The committee will adjust these maximums, the number and kind of shares that may be issued in respect of awards granted under the 2013 Plan and the exercise price of awards in certain specified circumstances such as stock splits, mergers, and other transactions. The committee may in its sole discretion adjust performance goals due to the occurrence of certain circumstances, unusual or recurring events or other infrequently occurring items as approved by the committee, except to the extent that doing so would cause an award intended to be exempt from Section 162(m) to fail to be exempt.

 

To the extent that any award under the 2013 Plan or the Predecessor Plans is forfeited, or any option and related tandem stock appreciation right or any free-standing stock appreciation right granted under the 2013 Plan or the Predecessor Plans terminates, expires, or lapses without being exercised, or any award is settled for cash, the shares subject to such awards not delivered as a result thereof will thereupon become available for awards under the 2013 Plan, subject to the Share-Counting Ratio.

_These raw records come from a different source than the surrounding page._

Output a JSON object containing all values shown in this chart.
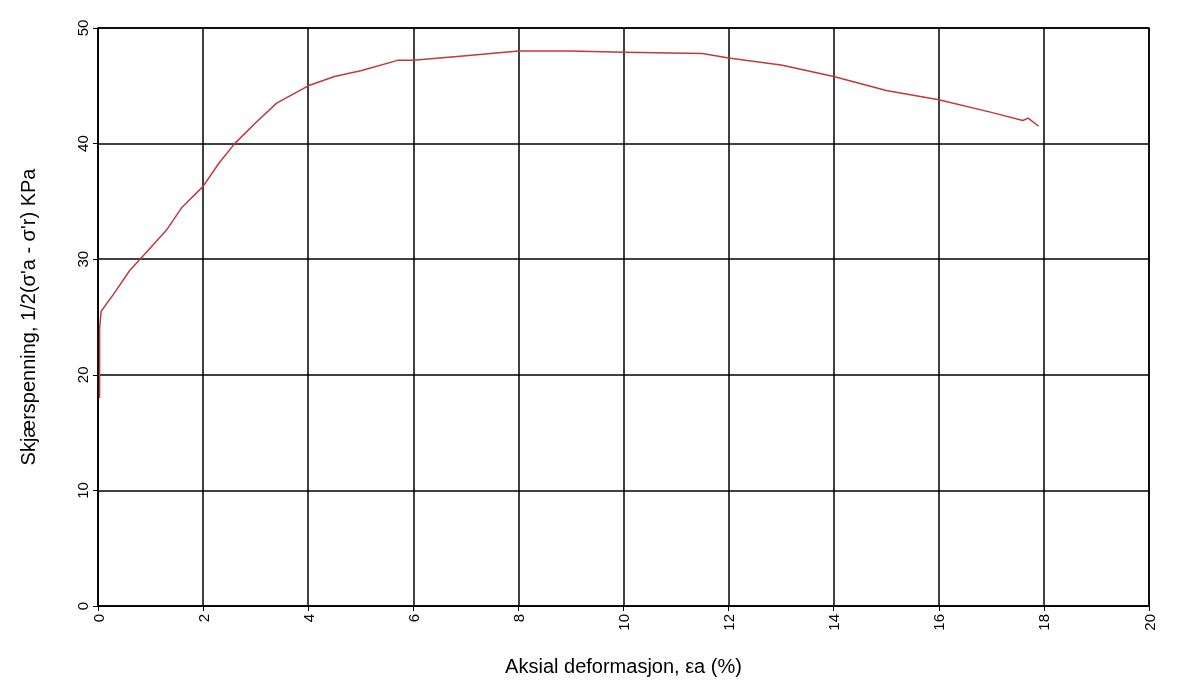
{
  "chart_data": {
    "type": "line",
    "xlabel": "Aksial deformasjon, εa (%)",
    "ylabel": "Skjærspenning, 1/2(σ'a - σ'r) KPa",
    "xlim": [
      0,
      20
    ],
    "xticks": [
      0,
      2,
      4,
      6,
      8,
      10,
      12,
      14,
      16,
      18,
      20
    ],
    "ylim": [
      0,
      50
    ],
    "yticks": [
      0,
      10,
      20,
      30,
      40,
      50
    ],
    "grid": true,
    "marker": "none",
    "line_style": "solid",
    "series": [
      {
        "color": "#c0393b",
        "x": [
          0.03,
          0.03,
          0.06,
          0.3,
          0.6,
          0.9,
          1.3,
          1.6,
          2.0,
          2.3,
          2.6,
          3.0,
          3.4,
          4.0,
          4.5,
          5.0,
          5.7,
          6.0,
          7.0,
          8.0,
          9.0,
          10.0,
          11.5,
          12.0,
          13.0,
          14.0,
          15.0,
          16.0,
          17.0,
          17.6,
          17.7,
          17.9
        ],
        "values": [
          18,
          24,
          25.5,
          27,
          29,
          30.5,
          32.5,
          34.5,
          36.3,
          38.3,
          40,
          41.8,
          43.5,
          45,
          45.8,
          46.3,
          47.2,
          47.2,
          47.6,
          48,
          48,
          47.9,
          47.8,
          47.4,
          46.8,
          45.8,
          44.6,
          43.8,
          42.7,
          42,
          42.2,
          41.5
        ]
      }
    ]
  }
}
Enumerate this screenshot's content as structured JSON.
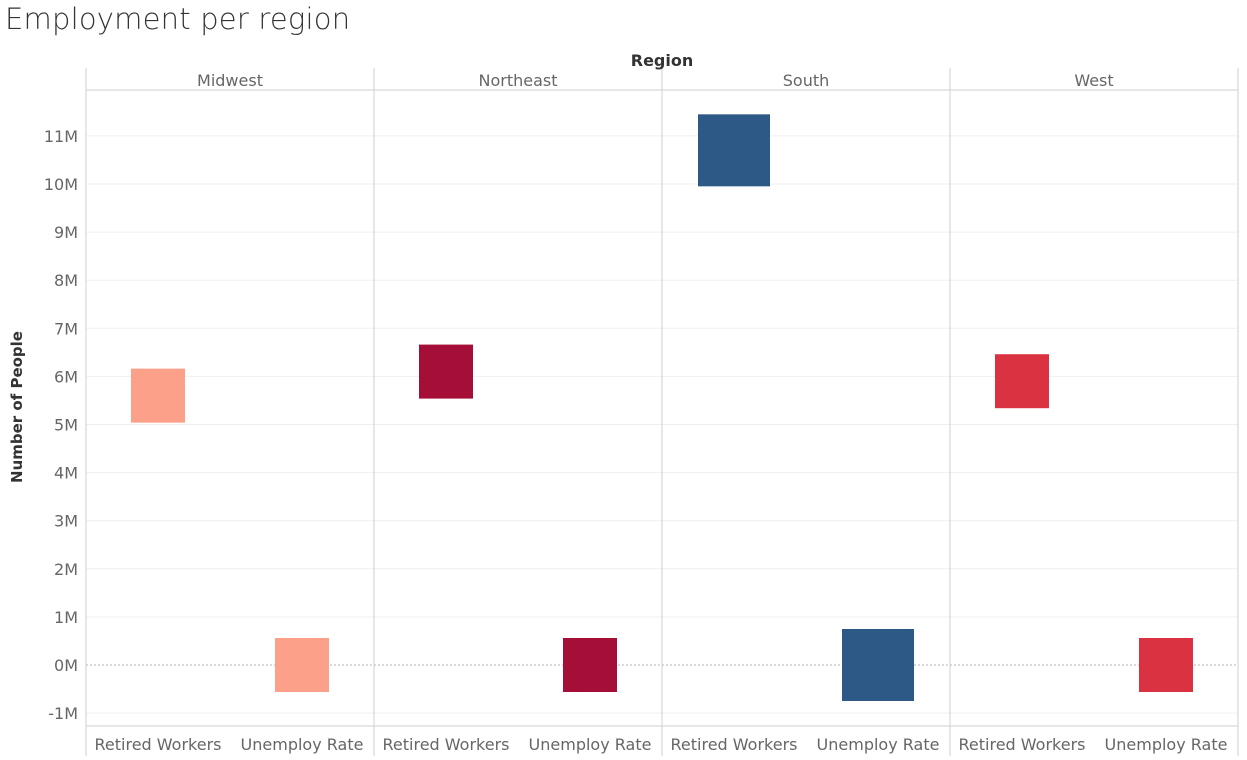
{
  "chart_data": {
    "type": "bar",
    "title": "Employment per region",
    "column_header": "Region",
    "ylabel": "Number of People",
    "ylim": [
      -1.25,
      11.9
    ],
    "yticks": [
      -1,
      0,
      1,
      2,
      3,
      4,
      5,
      6,
      7,
      8,
      9,
      10,
      11
    ],
    "ytick_labels": [
      "-1M",
      "0M",
      "1M",
      "2M",
      "3M",
      "4M",
      "5M",
      "6M",
      "7M",
      "8M",
      "9M",
      "10M",
      "11M"
    ],
    "units": "millions",
    "mark": "square",
    "grid": true,
    "panels": [
      {
        "name": "Midwest",
        "color": "#FCA08A",
        "marks": [
          {
            "category": "Retired Workers",
            "value": 5.6
          },
          {
            "category": "Unemploy Rate",
            "value": 0.0
          }
        ]
      },
      {
        "name": "Northeast",
        "color": "#A50F37",
        "marks": [
          {
            "category": "Retired Workers",
            "value": 6.1
          },
          {
            "category": "Unemploy Rate",
            "value": 0.0
          }
        ]
      },
      {
        "name": "South",
        "color": "#2C5985",
        "marks": [
          {
            "category": "Retired Workers",
            "value": 10.7
          },
          {
            "category": "Unemploy Rate",
            "value": 0.0
          }
        ]
      },
      {
        "name": "West",
        "color": "#DA3240",
        "marks": [
          {
            "category": "Retired Workers",
            "value": 5.9
          },
          {
            "category": "Unemploy Rate",
            "value": 0.0
          }
        ]
      }
    ]
  }
}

In addition, if we grant awards in assumption or in substitution for an award of a company or business we acquire, shares issued in connection with the assumed or substituted awards will not count towards the share limits. In the event that any Shares are withheld by the Company or previously acquired shares are tendered by a participant to satisfy any tax withholding obligation with respect to an award other than a stock option or a stock appreciation right, then the shares so tendered or withheld will automatically again become available for issuance under the 2013 Plan and correspondingly increase the total number of shares available under the overall 2013 Plan limit for issuance in accordance with the Share-Counting Ratio. However, the following shares will not again become available for issuance under the 2013 Plan: (a) any shares which would have been issued upon any exercise of a stock option but for the fact that the exercise price was paid by a “net exercise” as defined in the 2013 Plan or any previously acquired shares tendered by a participant in payment of the exercise price of a stock option; (b) any shares withheld by the Company or previously acquired shares tendered by a participant to satisfy any tax withholding obligation with respect to a stock option or a stock appreciation right (but not other awards); (c) shares covered by a stock appreciation right that are not issued in connection with the stock settlement of the stock appreciation right upon its exercise; (d) shares that are repurchased by the Company using stock option exercise proceeds; and (e) if Shares are withheld at a rate that is higher than the minimum statutory tax rate, only the number of Shares withheld at the minimum statutory tax rate will again become available for issuance under the 2013 Plan.